Nel programma Anime-Asean sono state presentate otto opere d’animazione, fra corti e mediometraggi, realizzate da artisti del Sud est asiatico provenienti da Malesia, Filippine, Thailandia, Singapore ed Indonesia. E ha continuato questa esplorazione del continente asiatico la sezione forse più interessante dell’intero programma: East Asia Experimental Competition, dove oltre a molti cortometraggi realizzati da artisti giapponesi, taiwanesi, cinesi e coreani, sono stati proiettati anche alcuni lungometraggi. Fra i più riusciti A Yangtze Landscape – già passato per alcuni festival internazionali – un documentario con cui il regista cinese Xu Xin esplora in un intenso bianco e nero il paesaggio materiale e sociale che si snoda lungo il Fiume Azzurro, il corso d’acqua più lungo della Cina.

Slow Motion Stop Motion della giapponese Mie Kurihara, film girato nel corso di quattro anni fra Laos, Myanmar e Thailandia, ha ricevuto meritatamente sia il Grand Prize che l’Audience Award. Le due ore e mezzo del film sono al contempo un viaggio nella quotidianità di alcune zone rurali dei luoghi visitati dalla regista e una riflessione, spesso comica, sul feticismo di registi e artisti verso i mezzi tecnologici da loro stessi impiegati.
La parte più riuscita è senza dubbio quella in cui, con uno stile a metà strada tra l’home movie ed il documentario personale, Kurihara rivela con pazienza e senza facili estetizzazioni la vita ordinaria e povera, ma in fin dei conti felice, di alcuni nuclei familiari che visita annualmente.

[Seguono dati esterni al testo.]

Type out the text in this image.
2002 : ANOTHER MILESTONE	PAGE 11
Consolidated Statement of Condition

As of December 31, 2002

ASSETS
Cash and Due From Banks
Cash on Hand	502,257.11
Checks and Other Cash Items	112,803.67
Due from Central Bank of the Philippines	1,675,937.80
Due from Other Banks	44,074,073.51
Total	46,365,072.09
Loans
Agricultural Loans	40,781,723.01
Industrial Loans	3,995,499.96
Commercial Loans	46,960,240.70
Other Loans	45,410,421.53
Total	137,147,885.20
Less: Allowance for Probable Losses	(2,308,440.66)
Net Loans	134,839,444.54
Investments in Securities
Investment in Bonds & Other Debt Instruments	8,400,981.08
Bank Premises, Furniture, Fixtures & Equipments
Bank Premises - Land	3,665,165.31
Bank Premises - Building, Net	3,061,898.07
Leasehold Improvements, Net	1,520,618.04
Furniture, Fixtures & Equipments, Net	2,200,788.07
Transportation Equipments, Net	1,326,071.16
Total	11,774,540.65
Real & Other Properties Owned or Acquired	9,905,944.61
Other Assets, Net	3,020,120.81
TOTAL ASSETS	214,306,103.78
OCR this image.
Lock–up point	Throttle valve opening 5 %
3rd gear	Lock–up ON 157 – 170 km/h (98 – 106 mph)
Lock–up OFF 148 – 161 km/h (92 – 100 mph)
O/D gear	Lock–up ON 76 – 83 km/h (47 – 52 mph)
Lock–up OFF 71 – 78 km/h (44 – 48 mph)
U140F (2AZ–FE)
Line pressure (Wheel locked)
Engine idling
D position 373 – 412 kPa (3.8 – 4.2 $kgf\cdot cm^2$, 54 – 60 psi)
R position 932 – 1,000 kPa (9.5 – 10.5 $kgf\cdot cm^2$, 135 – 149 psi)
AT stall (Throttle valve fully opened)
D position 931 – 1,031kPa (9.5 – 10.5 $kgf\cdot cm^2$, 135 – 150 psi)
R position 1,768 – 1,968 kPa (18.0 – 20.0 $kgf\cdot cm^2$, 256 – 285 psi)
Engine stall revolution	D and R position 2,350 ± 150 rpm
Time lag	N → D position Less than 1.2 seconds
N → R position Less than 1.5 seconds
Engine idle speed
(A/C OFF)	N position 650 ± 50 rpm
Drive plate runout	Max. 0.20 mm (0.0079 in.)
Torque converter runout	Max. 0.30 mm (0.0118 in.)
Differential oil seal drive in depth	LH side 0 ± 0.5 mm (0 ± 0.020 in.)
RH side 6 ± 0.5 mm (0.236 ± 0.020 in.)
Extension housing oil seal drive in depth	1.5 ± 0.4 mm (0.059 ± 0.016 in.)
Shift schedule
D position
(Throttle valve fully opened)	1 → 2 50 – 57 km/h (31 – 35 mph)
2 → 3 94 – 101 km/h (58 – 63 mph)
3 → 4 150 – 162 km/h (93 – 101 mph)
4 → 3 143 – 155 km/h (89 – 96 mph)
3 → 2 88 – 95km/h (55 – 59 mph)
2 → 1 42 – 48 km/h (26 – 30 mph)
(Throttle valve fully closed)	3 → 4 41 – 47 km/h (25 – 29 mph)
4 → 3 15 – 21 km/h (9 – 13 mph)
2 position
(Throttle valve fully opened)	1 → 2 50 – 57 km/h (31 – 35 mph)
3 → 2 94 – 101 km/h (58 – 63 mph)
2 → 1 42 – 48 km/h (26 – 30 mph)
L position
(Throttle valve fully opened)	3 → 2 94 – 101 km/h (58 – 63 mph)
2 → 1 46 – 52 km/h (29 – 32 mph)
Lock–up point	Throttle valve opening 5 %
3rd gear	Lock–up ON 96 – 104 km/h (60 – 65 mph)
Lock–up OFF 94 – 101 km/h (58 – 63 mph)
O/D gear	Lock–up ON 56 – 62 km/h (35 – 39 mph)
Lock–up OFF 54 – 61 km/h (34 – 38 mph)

Il pregio maggiore di questo esperimento visivo è proprio lo scarto che cerca rispetto ad una facile ricerca di immagini «belle», da cartolina, per concentrarsi invece su una partitura di immagini semplici e se vogliamo amatoriali, spesso girate dagli stessi bambini con cui la regista ha stretto amicizia – che ci restituiscono una rappresentazione della vita nei piccoli villaggi del Sud est asiatico, come un negativo di quello che di solito viene mostrato dalla televisione o da certo cinema, anche quello documentario d’inchiesta.